I have to admit, I did not expect to run across a post like this! I thought I was the only one with this experience as I have never heard anyone share anything remotely similar to what I remember.
I was friends/neighbors with a kid when we were in elementary school and that is almost all he talked about. We spent many hours debating (as best we could as 4th graders, haha) the unlikelihood that he was actually a vampire and he would always end up leaving me questioning if maybe, just maybe, he really was. He had elaborate backstories for why he was here and why his parents moved to my hometown and how their life and existence was different from everyone else. He also took great lengths to explain away doubts I had about what I knew of vampires and their limitations from movies. He was very convincing and I never truly knew if he was lying or not.
He moved away shortly after and I never heard from him again. I always attributed it as some form of attention seeking or making up for a lack of something (he was not a super popular kid). But I always admired his imagination.
The part that still strikes me as strange is that this was well before the Twilight vampire craze age. So I’m not really sure where the idea came from.

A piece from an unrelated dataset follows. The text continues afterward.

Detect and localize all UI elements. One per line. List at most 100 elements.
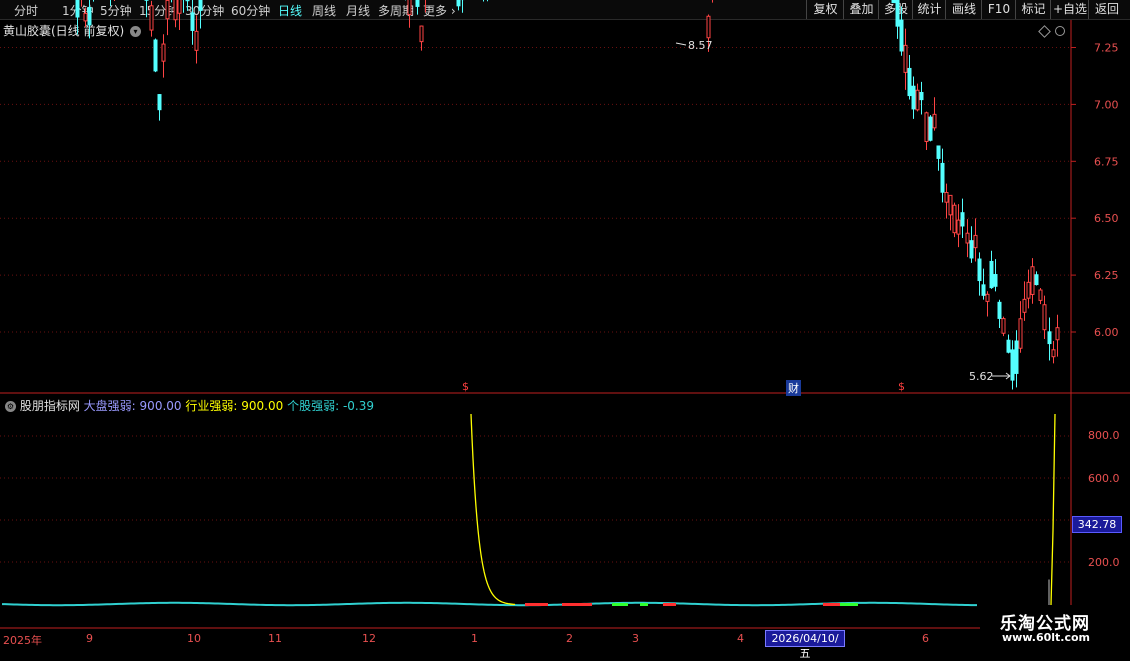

Is not a supernatural thing but a girl pretended to be a cat. Apparently this is kinda common? Or at least since then I seen a few people online say a girl at their school also pretended to be a cat? I think we were 10. Anyway I don't know how she is now because she left about the year later and idk her last name to look her up.
Ever heared of the French nuns that caught a case of mass hysteria and started meowing like cats? I'll quote a section about it on Wikipedia:
In The Epidemics of the Middle Ages, an 1844 collection of works written by J. F. C. Hecker (and translated by Benjamin Guy Babington), a translator's note by Babington, citing an unnamed medical textbook, recalls the story of a nun who lived in a French convent during an unspecified time (presumably in the Middle Ages) who inexplicably began to meow like a cat, shortly leading the other nuns in the convent to meow as well. Eventually, all of the nuns in the convent would meow together for a certain period, leaving the surrounding community astonished. This did not stop until the police threatened to whip the nuns.
I knew a girl in college who also believed she was a cat (this was 20 years ago). She would also scratch and hiss at people. Additionally, she would randomly meow in class. They would just sit there "cleaning" themselves as well, licking their hands and arms. She wore a pair of cat ears and a tail. It was immensely weird.
Ha ha, wow. I was disciplined for wearing SUNGLASSES in school. No way I would have been able to go full goth back in the early 1990s, let alone pretend to be a vampire.